The new process is based on the use of visible light, ultra short pulse laser. When focused inside photopolymerizable material the radiation causes a reaction, where two photons are absorbed simultaneously, thus leading to the polymerization of the material. One of the advantages of this so called two-photon polymerization process is that the fabrication occurs below the surface of liquid material, and the polymerization is confined only to the point of focus whose diameter can be much less than 1 micrometer. The conventional ultraviolet light induced polymerization causes hardening of the material along the entire path of the UV-beam, thus making it impossible to form very small three dimensional features. The two photon polymerization process requires no utilization of special photolithographic masks since the structure is formed directly inside the liquid volume.
High accuracy biomaterial structures need to be used as tissue engineering scaffolds or cell culture platforms where the fine features have to follow the dimensions of the cultured cells. So far the smallest features achieved in this project have been about 700 nanometers wide. As a reference one can compare it to the epithelial cells, which have a diameter of 11000 - 12000 nm or viruses that range in size between 10 - 100 nm. The fabricated structures can be made of biodegradable materials and thus are biocompatible. The process can also be utilized in manufacturing structures for other applications, e.g. optical waveguides, photonic crystals, and microfluidic channels.
Another advantage of this process is the possibility to utilize an inexpensive, low-power laser. Other research groups have typically used very expensive femtosecond titanium-sapphire pulse lasers. A much cheaper laser that produces longer, picoseconds width pulses has been used in the project. As far as is known there is only one research group in the USA, that has previously succeeded in polymerizing biomaterials with a similar system.

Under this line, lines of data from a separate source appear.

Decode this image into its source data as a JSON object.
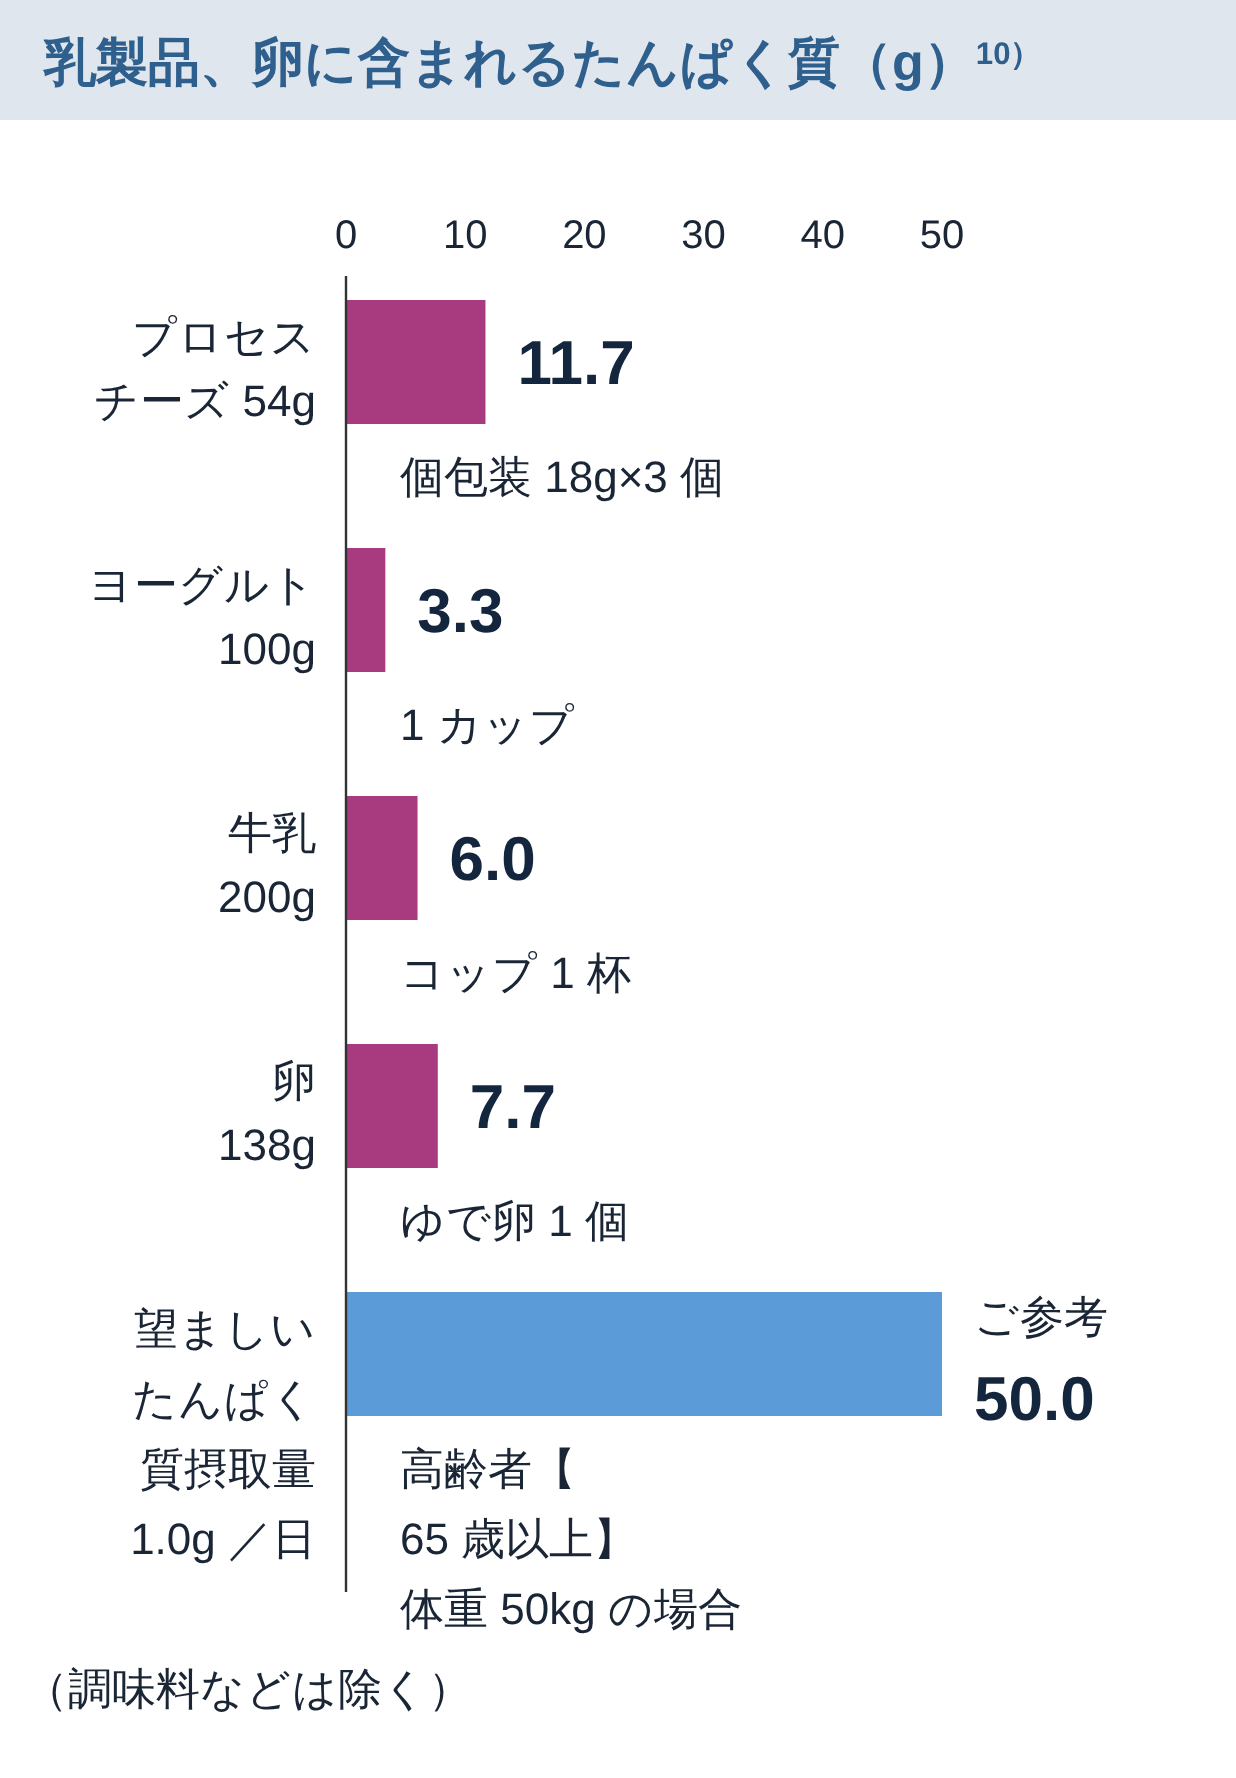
{
  "chart_data": {
    "type": "bar",
    "orientation": "horizontal",
    "title": "乳製品、卵に含まれるたんぱく質（g）$^{10）}$",
    "categories": [
      "プロセスチーズ 54g",
      "ヨーグルト100g",
      "牛乳200g",
      "卵138g",
      "望ましいたんぱく質摂取量1.0g ／日"
    ],
    "values": [
      11.7,
      3.3,
      6.0,
      7.7,
      50.0
    ],
    "colors": [
      "#a83b7f",
      "#a83b7f",
      "#a83b7f",
      "#a83b7f",
      "#5a9bd8"
    ],
    "value_labels": [
      "11.7",
      "3.3",
      "6.0",
      "7.7",
      "50.0"
    ],
    "xlim": [
      0,
      50
    ],
    "xticks": [
      0,
      10,
      20,
      30,
      40,
      50
    ],
    "grid": false,
    "annotations": [
      "個包装 18g×3 個",
      "1 カップ",
      "コップ 1 杯",
      "ゆで卵 1 個",
      "高齢者【65 歳以上】体重 50kg の場合",
      {
        "text": "ご参考",
        "x": 50,
        "y": "望ましいたんぱく質摂取量1.0g ／日"
      },
      "（調味料などは除く）"
    ]
  }
}
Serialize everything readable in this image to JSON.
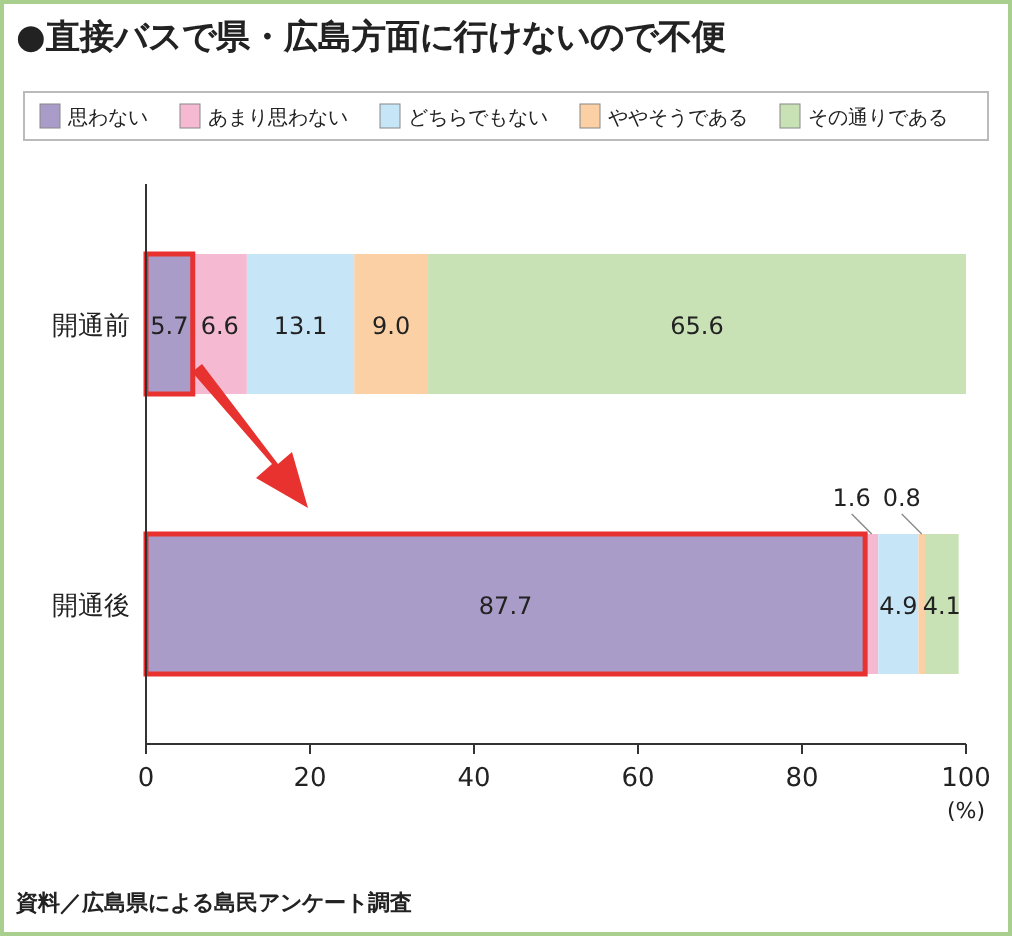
{
  "chart_data": {
    "type": "bar",
    "orientation": "horizontal",
    "stacked": true,
    "title": "●直接バスで県・広島方面に行けないので不便",
    "xlabel": "(%)",
    "categories": [
      "開通前",
      "開通後"
    ],
    "series": [
      {
        "name": "思わない",
        "color": "#a99cc9",
        "values": [
          5.7,
          87.7
        ],
        "value_labels": [
          "5.7",
          "87.7"
        ]
      },
      {
        "name": "あまり思わない",
        "color": "#f6b9d2",
        "values": [
          6.6,
          1.6
        ],
        "value_labels": [
          "6.6",
          "1.6"
        ]
      },
      {
        "name": "どちらでもない",
        "color": "#c6e6f8",
        "values": [
          13.1,
          4.9
        ],
        "value_labels": [
          "13.1",
          "4.9"
        ]
      },
      {
        "name": "ややそうである",
        "color": "#fbd0a4",
        "values": [
          9.0,
          0.8
        ],
        "value_labels": [
          "9.0",
          "0.8"
        ]
      },
      {
        "name": "その通りである",
        "color": "#c8e1b5",
        "values": [
          65.6,
          4.1
        ],
        "value_labels": [
          "65.6",
          "4.1"
        ]
      }
    ],
    "xlim": [
      0,
      100
    ],
    "xticks": [
      0,
      20,
      40,
      60,
      80,
      100
    ],
    "legend": "top",
    "annotations": [
      "資料／広島県による島民アンケート調査"
    ]
  }
}
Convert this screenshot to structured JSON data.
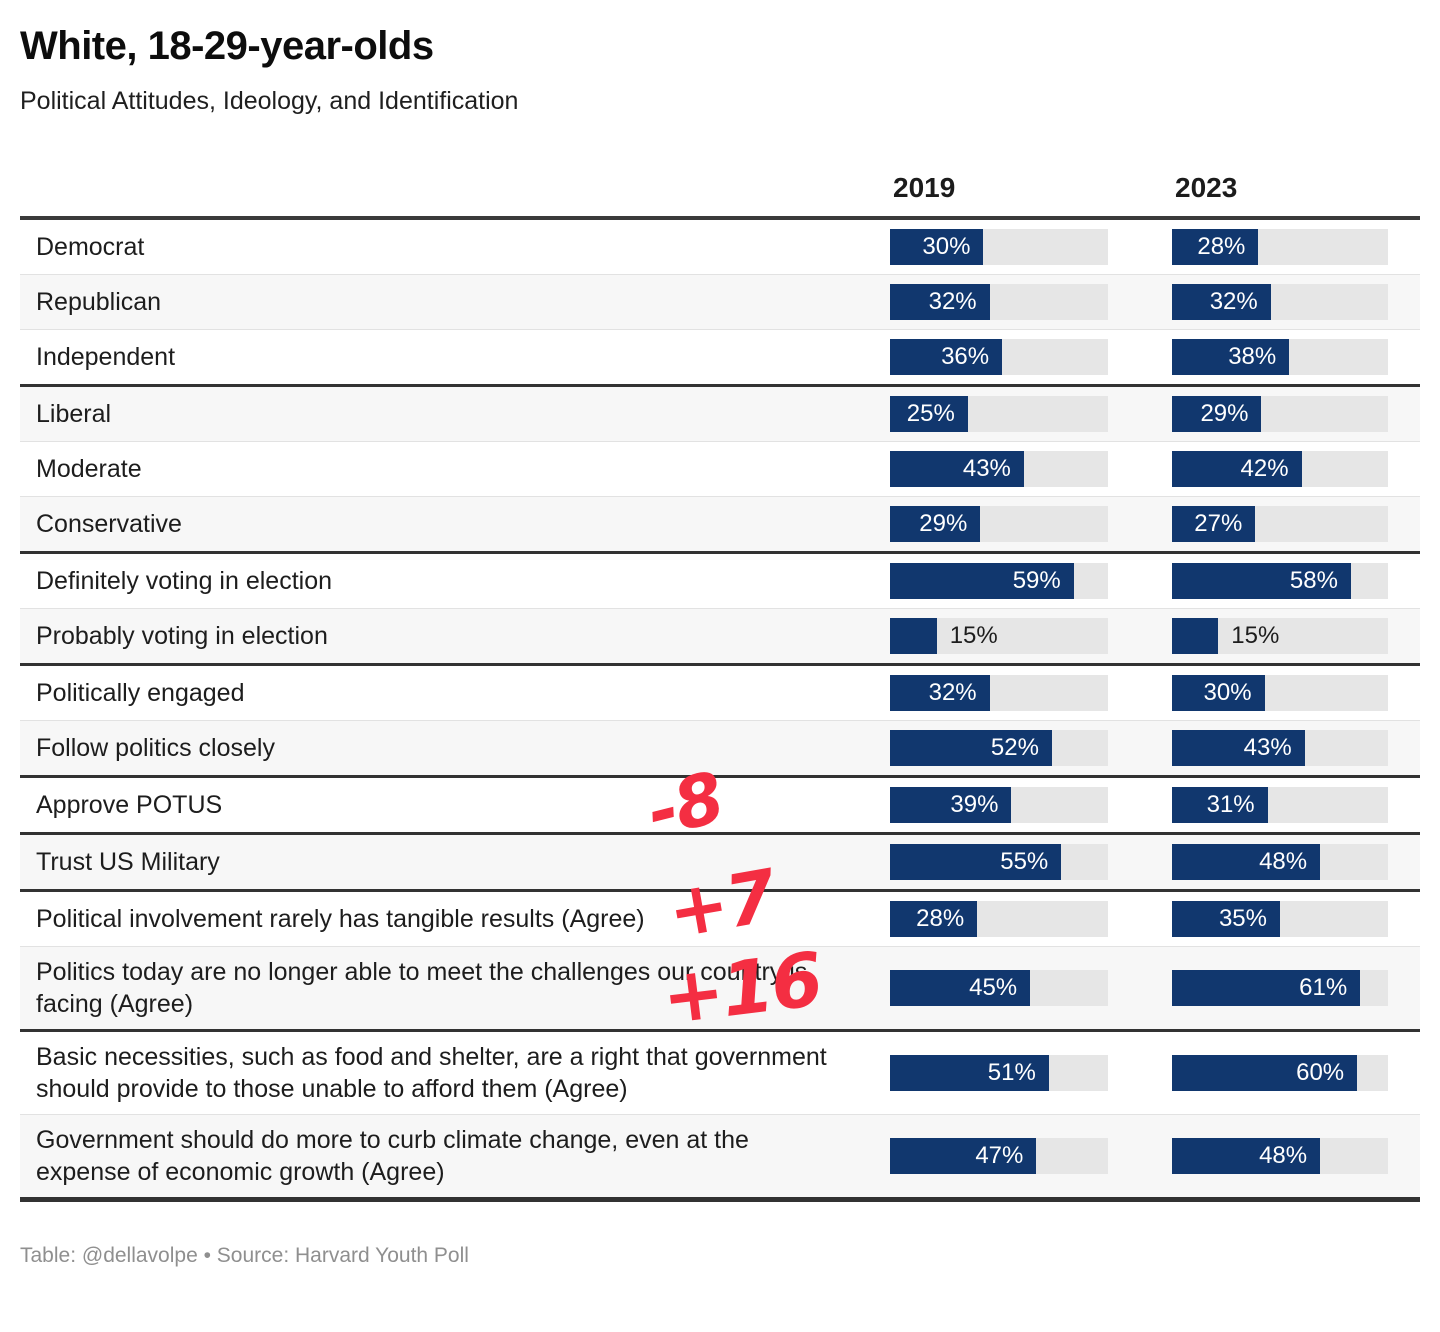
{
  "header": {
    "title": "White, 18-29-year-olds",
    "subtitle": "Political Attitudes, Ideology, and Identification"
  },
  "chart_data": {
    "type": "bar",
    "orientation": "horizontal",
    "title": "White, 18-29-year-olds",
    "subtitle": "Political Attitudes, Ideology, and Identification",
    "unit": "%",
    "xlim": [
      0,
      70
    ],
    "grid": false,
    "legend_position": "column-headers",
    "categories": [
      "Democrat",
      "Republican",
      "Independent",
      "Liberal",
      "Moderate",
      "Conservative",
      "Definitely voting in election",
      "Probably voting in election",
      "Politically engaged",
      "Follow politics closely",
      "Approve POTUS",
      "Trust US Military",
      "Political involvement rarely has tangible results (Agree)",
      "Politics today are no longer able to meet the challenges our country is facing (Agree)",
      "Basic necessities, such as food and shelter, are a right that government should provide to those unable to afford them (Agree)",
      "Government should do more to curb climate change, even at the expense of economic growth (Agree)"
    ],
    "groups": [
      1,
      1,
      1,
      2,
      2,
      2,
      3,
      3,
      4,
      4,
      5,
      6,
      7,
      7,
      8,
      8
    ],
    "series": [
      {
        "name": "2019",
        "values": [
          30,
          32,
          36,
          25,
          43,
          29,
          59,
          15,
          32,
          52,
          39,
          55,
          28,
          45,
          51,
          47
        ]
      },
      {
        "name": "2023",
        "values": [
          28,
          32,
          38,
          29,
          42,
          27,
          58,
          15,
          30,
          43,
          31,
          48,
          35,
          61,
          60,
          48
        ]
      }
    ],
    "value_label_inside_threshold": 20
  },
  "annotations": [
    {
      "text": "-8",
      "near_row": "Approve POTUS"
    },
    {
      "text": "+7",
      "near_row": "Political involvement rarely has tangible results (Agree)"
    },
    {
      "text": "+16",
      "near_row": "Politics today are no longer able to meet the challenges our country is facing (Agree)"
    }
  ],
  "footer": {
    "text": "Table: @dellavolpe • Source: Harvard Youth Poll"
  },
  "colors": {
    "bar": "#11376e",
    "bar_value_inside": "#ffffff",
    "bar_value_outside": "#1d1d1d",
    "track": "#e6e6e6",
    "alt_row": "#f7f7f7",
    "rule_heavy": "#323232",
    "rule_light": "#e2e2e2",
    "annotation_red": "#f42e42",
    "footer_text": "#8f8f8f"
  }
}
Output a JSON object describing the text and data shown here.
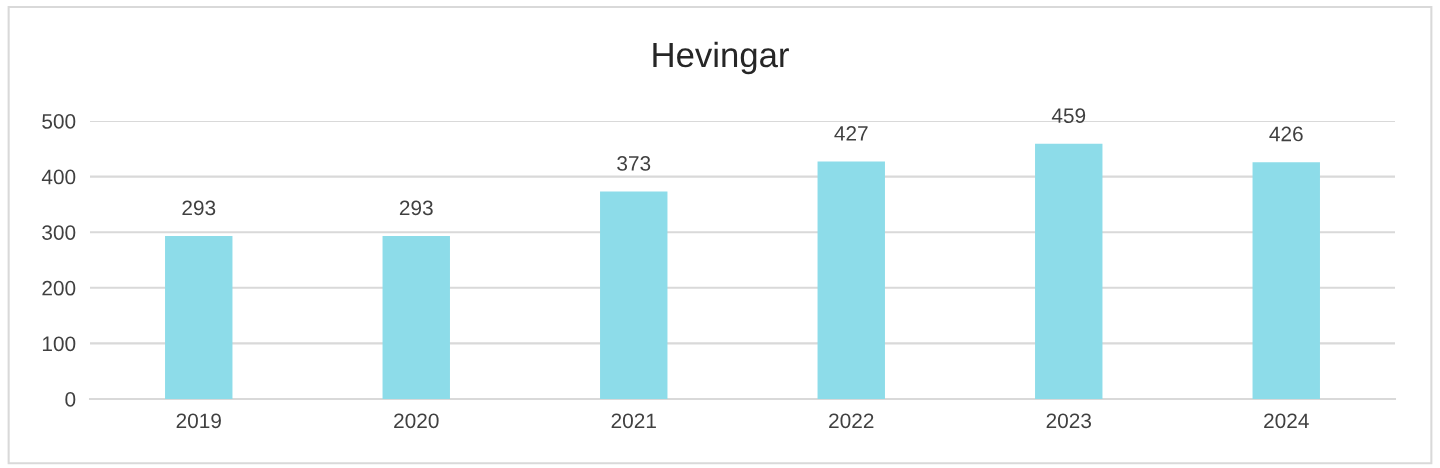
{
  "chart_data": {
    "type": "bar",
    "title": "Hevingar",
    "categories": [
      "2019",
      "2020",
      "2021",
      "2022",
      "2023",
      "2024"
    ],
    "values": [
      293,
      293,
      373,
      427,
      459,
      426
    ],
    "color": "#8ddce9",
    "ylim": [
      0,
      500
    ],
    "yticks": [
      0,
      100,
      200,
      300,
      400,
      500
    ],
    "grid": "y",
    "data_labels": true
  }
}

The project has been accomplished as an interdisciplinary collaboration. Research Scientist Sanna Peltola from the Institute of Biomaterials, Tampere University of Technology has been responsible of the development of materials, and the research group of Research Professor Jouko Viitanen from VTT has developed the laser system. The stem cell culturing requirements have been specified by the researchers of the Tampere University. Nanofoot Finland Oy is commercializing the new process. The company offers versatile services in the area of laser machining.